This cougar at my work just said "big breasts" referring to poultry... Still resulted in a boner.
I may or may not have melted a dent into the top of my minifridge with my hot glue gun, which I left on for the past couple hours unsupervised, while we were on our salvo/savers excursion. Welcome to Halloween in college.
I just watched Jersey Shore so I would know what rock bottom was when I reach it.
Is it weird that out of everything, Im most worried about chipping a tooth on his prince albert?
Dont worry about the blood on the pillow. its from my face.
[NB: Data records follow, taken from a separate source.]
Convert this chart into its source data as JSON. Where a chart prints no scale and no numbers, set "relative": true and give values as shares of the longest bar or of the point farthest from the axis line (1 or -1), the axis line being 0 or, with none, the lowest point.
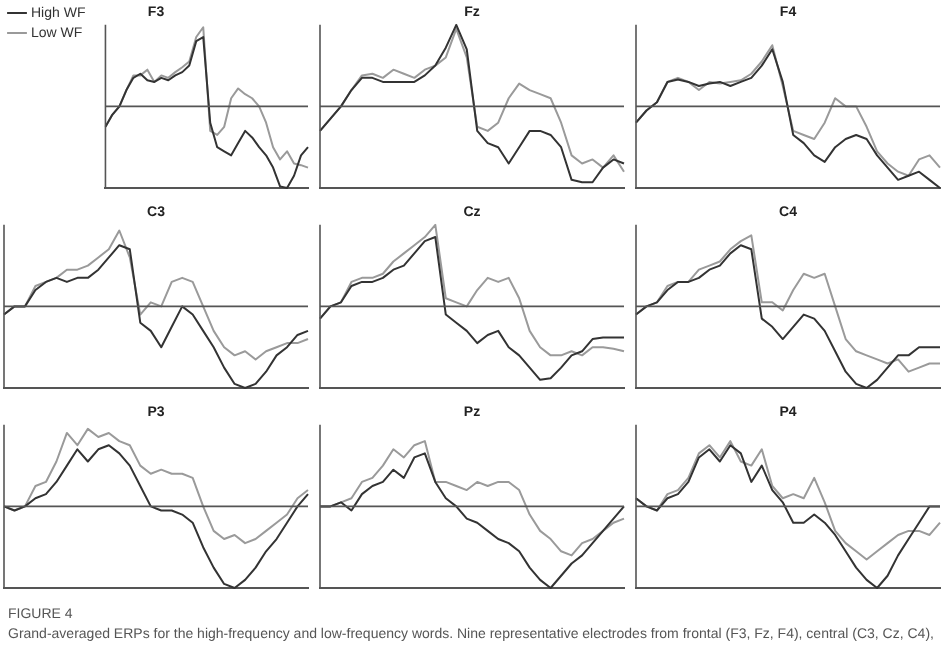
{
  "chart_data": [
    {
      "type": "line",
      "title": "F3",
      "relative": true,
      "legend": "top left",
      "annotations": [
        "FIGURE 4",
        "Grand-averaged ERPs for the high-frequency and low-frequency words. Nine representative electrodes from frontal (F3, Fz, F4), central (C3, Cz, C4),"
      ],
      "categories": [
        null,
        null,
        null,
        null,
        null,
        null,
        null,
        null,
        null,
        null,
        null,
        null,
        null,
        null,
        null,
        null,
        null,
        null,
        null,
        null,
        null,
        null,
        null,
        null,
        null,
        null,
        null,
        null,
        null,
        null
      ],
      "series": [
        {
          "name": "High WF",
          "color": "#333333",
          "values": [
            -0.25,
            -0.1,
            0.0,
            0.2,
            0.35,
            0.4,
            0.32,
            0.3,
            0.35,
            0.32,
            0.38,
            0.42,
            0.5,
            0.8,
            0.85,
            -0.2,
            -0.5,
            -0.55,
            -0.6,
            -0.45,
            -0.3,
            -0.38,
            -0.5,
            -0.6,
            -0.75,
            -0.98,
            -1.0,
            -0.85,
            -0.6,
            -0.5
          ]
        },
        {
          "name": "Low WF",
          "color": "#9a9a9a",
          "values": [
            -0.25,
            -0.1,
            0.0,
            0.2,
            0.38,
            0.38,
            0.45,
            0.3,
            0.38,
            0.35,
            0.42,
            0.48,
            0.55,
            0.85,
            0.97,
            -0.3,
            -0.35,
            -0.25,
            0.1,
            0.22,
            0.15,
            0.1,
            0.0,
            -0.2,
            -0.5,
            -0.65,
            -0.55,
            -0.7,
            -0.72,
            -0.75
          ]
        }
      ]
    },
    {
      "type": "line",
      "title": "Fz",
      "relative": true,
      "categories": [
        null,
        null,
        null,
        null,
        null,
        null,
        null,
        null,
        null,
        null,
        null,
        null,
        null,
        null,
        null,
        null,
        null,
        null,
        null,
        null,
        null,
        null,
        null,
        null,
        null,
        null,
        null,
        null,
        null,
        null
      ],
      "series": [
        {
          "color": "#333333",
          "values": [
            -0.3,
            -0.15,
            0.0,
            0.2,
            0.35,
            0.35,
            0.3,
            0.3,
            0.3,
            0.3,
            0.38,
            0.5,
            0.72,
            1.0,
            0.7,
            -0.3,
            -0.45,
            -0.5,
            -0.7,
            -0.5,
            -0.3,
            -0.3,
            -0.35,
            -0.5,
            -0.9,
            -0.93,
            -0.93,
            -0.75,
            -0.65,
            -0.7
          ]
        },
        {
          "color": "#9a9a9a",
          "values": [
            -0.3,
            -0.15,
            0.0,
            0.2,
            0.38,
            0.4,
            0.35,
            0.45,
            0.4,
            0.35,
            0.45,
            0.5,
            0.6,
            0.95,
            0.6,
            -0.25,
            -0.3,
            -0.2,
            0.1,
            0.28,
            0.2,
            0.15,
            0.1,
            -0.2,
            -0.6,
            -0.7,
            -0.65,
            -0.75,
            -0.6,
            -0.8
          ]
        }
      ]
    },
    {
      "type": "line",
      "title": "F4",
      "relative": true,
      "categories": [
        null,
        null,
        null,
        null,
        null,
        null,
        null,
        null,
        null,
        null,
        null,
        null,
        null,
        null,
        null,
        null,
        null,
        null,
        null,
        null,
        null,
        null,
        null,
        null,
        null,
        null,
        null,
        null,
        null,
        null
      ],
      "series": [
        {
          "color": "#333333",
          "values": [
            -0.2,
            -0.05,
            0.05,
            0.3,
            0.33,
            0.3,
            0.25,
            0.28,
            0.3,
            0.25,
            0.3,
            0.35,
            0.5,
            0.7,
            0.3,
            -0.35,
            -0.45,
            -0.6,
            -0.68,
            -0.5,
            -0.4,
            -0.35,
            -0.4,
            -0.6,
            -0.75,
            -0.9,
            -0.85,
            -0.8,
            -0.9,
            -1.0
          ]
        },
        {
          "color": "#9a9a9a",
          "values": [
            -0.2,
            -0.05,
            0.05,
            0.3,
            0.35,
            0.3,
            0.2,
            0.3,
            0.28,
            0.3,
            0.32,
            0.4,
            0.55,
            0.75,
            0.25,
            -0.3,
            -0.35,
            -0.4,
            -0.2,
            0.1,
            0.0,
            0.0,
            -0.25,
            -0.55,
            -0.7,
            -0.8,
            -0.85,
            -0.65,
            -0.6,
            -0.75
          ]
        }
      ]
    },
    {
      "type": "line",
      "title": "C3",
      "relative": true,
      "categories": [
        null,
        null,
        null,
        null,
        null,
        null,
        null,
        null,
        null,
        null,
        null,
        null,
        null,
        null,
        null,
        null,
        null,
        null,
        null,
        null,
        null,
        null,
        null,
        null,
        null,
        null,
        null,
        null,
        null,
        null
      ],
      "series": [
        {
          "color": "#333333",
          "values": [
            -0.1,
            0.0,
            0.0,
            0.2,
            0.3,
            0.35,
            0.3,
            0.35,
            0.35,
            0.45,
            0.6,
            0.75,
            0.7,
            -0.2,
            -0.3,
            -0.5,
            -0.25,
            0.0,
            -0.1,
            -0.3,
            -0.5,
            -0.75,
            -0.95,
            -1.0,
            -0.95,
            -0.8,
            -0.6,
            -0.5,
            -0.35,
            -0.3
          ]
        },
        {
          "color": "#9a9a9a",
          "values": [
            -0.1,
            0.0,
            0.0,
            0.25,
            0.3,
            0.35,
            0.45,
            0.45,
            0.5,
            0.6,
            0.7,
            0.93,
            0.6,
            -0.1,
            0.05,
            0.0,
            0.3,
            0.35,
            0.3,
            0.0,
            -0.3,
            -0.5,
            -0.6,
            -0.55,
            -0.65,
            -0.55,
            -0.5,
            -0.45,
            -0.45,
            -0.4
          ]
        }
      ]
    },
    {
      "type": "line",
      "title": "Cz",
      "relative": true,
      "categories": [
        null,
        null,
        null,
        null,
        null,
        null,
        null,
        null,
        null,
        null,
        null,
        null,
        null,
        null,
        null,
        null,
        null,
        null,
        null,
        null,
        null,
        null,
        null,
        null,
        null,
        null,
        null,
        null,
        null,
        null
      ],
      "series": [
        {
          "color": "#333333",
          "values": [
            -0.15,
            0.0,
            0.05,
            0.25,
            0.3,
            0.3,
            0.35,
            0.45,
            0.5,
            0.65,
            0.8,
            0.85,
            -0.1,
            -0.2,
            -0.3,
            -0.45,
            -0.35,
            -0.3,
            -0.5,
            -0.6,
            -0.75,
            -0.9,
            -0.88,
            -0.75,
            -0.6,
            -0.55,
            -0.4,
            -0.38,
            -0.38,
            -0.38
          ]
        },
        {
          "color": "#9a9a9a",
          "values": [
            -0.15,
            0.0,
            0.05,
            0.3,
            0.35,
            0.35,
            0.4,
            0.55,
            0.65,
            0.75,
            0.85,
            1.0,
            0.1,
            0.05,
            0.0,
            0.2,
            0.35,
            0.3,
            0.35,
            0.1,
            -0.3,
            -0.5,
            -0.6,
            -0.6,
            -0.55,
            -0.6,
            -0.5,
            -0.5,
            -0.52,
            -0.55
          ]
        }
      ]
    },
    {
      "type": "line",
      "title": "C4",
      "relative": true,
      "categories": [
        null,
        null,
        null,
        null,
        null,
        null,
        null,
        null,
        null,
        null,
        null,
        null,
        null,
        null,
        null,
        null,
        null,
        null,
        null,
        null,
        null,
        null,
        null,
        null,
        null,
        null,
        null,
        null,
        null,
        null
      ],
      "series": [
        {
          "color": "#333333",
          "values": [
            -0.1,
            0.0,
            0.05,
            0.2,
            0.3,
            0.3,
            0.35,
            0.45,
            0.5,
            0.65,
            0.75,
            0.7,
            -0.15,
            -0.25,
            -0.4,
            -0.25,
            -0.1,
            -0.15,
            -0.3,
            -0.55,
            -0.8,
            -0.95,
            -1.0,
            -0.9,
            -0.75,
            -0.6,
            -0.6,
            -0.5,
            -0.5,
            -0.5
          ]
        },
        {
          "color": "#9a9a9a",
          "values": [
            -0.1,
            0.0,
            0.05,
            0.25,
            0.3,
            0.3,
            0.45,
            0.5,
            0.55,
            0.7,
            0.8,
            0.87,
            0.05,
            0.05,
            -0.05,
            0.2,
            0.4,
            0.35,
            0.4,
            0.0,
            -0.4,
            -0.55,
            -0.6,
            -0.65,
            -0.7,
            -0.65,
            -0.8,
            -0.75,
            -0.7,
            -0.7
          ]
        }
      ]
    },
    {
      "type": "line",
      "title": "P3",
      "relative": true,
      "categories": [
        null,
        null,
        null,
        null,
        null,
        null,
        null,
        null,
        null,
        null,
        null,
        null,
        null,
        null,
        null,
        null,
        null,
        null,
        null,
        null,
        null,
        null,
        null,
        null,
        null,
        null,
        null,
        null,
        null,
        null
      ],
      "series": [
        {
          "color": "#333333",
          "values": [
            0.0,
            -0.05,
            0.0,
            0.1,
            0.15,
            0.3,
            0.5,
            0.7,
            0.55,
            0.7,
            0.75,
            0.65,
            0.5,
            0.25,
            0.0,
            -0.05,
            -0.05,
            -0.1,
            -0.2,
            -0.5,
            -0.75,
            -0.95,
            -1.0,
            -0.9,
            -0.75,
            -0.55,
            -0.4,
            -0.2,
            0.0,
            0.15
          ]
        },
        {
          "color": "#9a9a9a",
          "values": [
            0.0,
            -0.05,
            0.0,
            0.25,
            0.3,
            0.55,
            0.9,
            0.75,
            0.95,
            0.85,
            0.9,
            0.8,
            0.75,
            0.5,
            0.4,
            0.45,
            0.4,
            0.4,
            0.35,
            0.0,
            -0.3,
            -0.4,
            -0.35,
            -0.45,
            -0.4,
            -0.3,
            -0.2,
            -0.1,
            0.1,
            0.2
          ]
        }
      ]
    },
    {
      "type": "line",
      "title": "Pz",
      "relative": true,
      "categories": [
        null,
        null,
        null,
        null,
        null,
        null,
        null,
        null,
        null,
        null,
        null,
        null,
        null,
        null,
        null,
        null,
        null,
        null,
        null,
        null,
        null,
        null,
        null,
        null,
        null,
        null,
        null,
        null,
        null,
        null
      ],
      "series": [
        {
          "color": "#333333",
          "values": [
            0.0,
            0.0,
            0.05,
            -0.05,
            0.15,
            0.25,
            0.3,
            0.45,
            0.35,
            0.6,
            0.65,
            0.3,
            0.1,
            0.0,
            -0.15,
            -0.2,
            -0.3,
            -0.4,
            -0.45,
            -0.55,
            -0.75,
            -0.9,
            -1.0,
            -0.85,
            -0.7,
            -0.6,
            -0.45,
            -0.3,
            -0.15,
            0.0
          ]
        },
        {
          "color": "#9a9a9a",
          "values": [
            0.0,
            0.0,
            0.05,
            0.1,
            0.3,
            0.35,
            0.5,
            0.7,
            0.6,
            0.75,
            0.8,
            0.3,
            0.3,
            0.25,
            0.2,
            0.3,
            0.25,
            0.3,
            0.3,
            0.2,
            -0.1,
            -0.3,
            -0.4,
            -0.55,
            -0.6,
            -0.45,
            -0.4,
            -0.3,
            -0.2,
            -0.15
          ]
        }
      ]
    },
    {
      "type": "line",
      "title": "P4",
      "relative": true,
      "categories": [
        null,
        null,
        null,
        null,
        null,
        null,
        null,
        null,
        null,
        null,
        null,
        null,
        null,
        null,
        null,
        null,
        null,
        null,
        null,
        null,
        null,
        null,
        null,
        null,
        null,
        null,
        null,
        null,
        null,
        null
      ],
      "series": [
        {
          "color": "#333333",
          "values": [
            0.1,
            0.0,
            -0.05,
            0.1,
            0.15,
            0.3,
            0.6,
            0.7,
            0.55,
            0.75,
            0.65,
            0.3,
            0.5,
            0.2,
            0.05,
            -0.2,
            -0.2,
            -0.1,
            -0.2,
            -0.35,
            -0.55,
            -0.75,
            -0.9,
            -1.0,
            -0.85,
            -0.6,
            -0.4,
            -0.2,
            0.0,
            0.0
          ]
        },
        {
          "color": "#9a9a9a",
          "values": [
            0.1,
            0.0,
            -0.05,
            0.15,
            0.2,
            0.35,
            0.65,
            0.75,
            0.6,
            0.8,
            0.55,
            0.5,
            0.7,
            0.25,
            0.1,
            0.15,
            0.1,
            0.35,
            0.05,
            -0.3,
            -0.45,
            -0.55,
            -0.65,
            -0.55,
            -0.45,
            -0.35,
            -0.3,
            -0.3,
            -0.35,
            -0.2
          ]
        }
      ]
    }
  ]
}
Whatever. It was high school. Back then I'd blow anyone who had enough room between their chest and their steering wheel for my head to fit.
thanks for paying me in special brownies...but brownies dont pay the rent...anymore.
this is random but who was banging in the shower in our condo?
He told me to be careful with the shrooms because he mostly had caps left. He sounded apologetic but that's the best news all week.
It's funny to me the only time that you clean up is when your weed delivery man is on the way.
did you just say you're too stoned to fool around? okay we're over.
No, I'm not a weirdo, I keep bondage straps under my matress like a normal person, not a diary.
It's not even 7 yet. She's singing you are my sunshine to the smirnoff bottle.
He put a doughnut around his dick and I ate it. What can I say. It was a good fucking night.
So...I know we have a conversation later this week. But one of the key things I want to know is if I can specify having my body mummified and buried in Egypt (or at least nearby the Luxor in Vegas). How much money do you think that would cost? Do I need to increase my life insurance policy?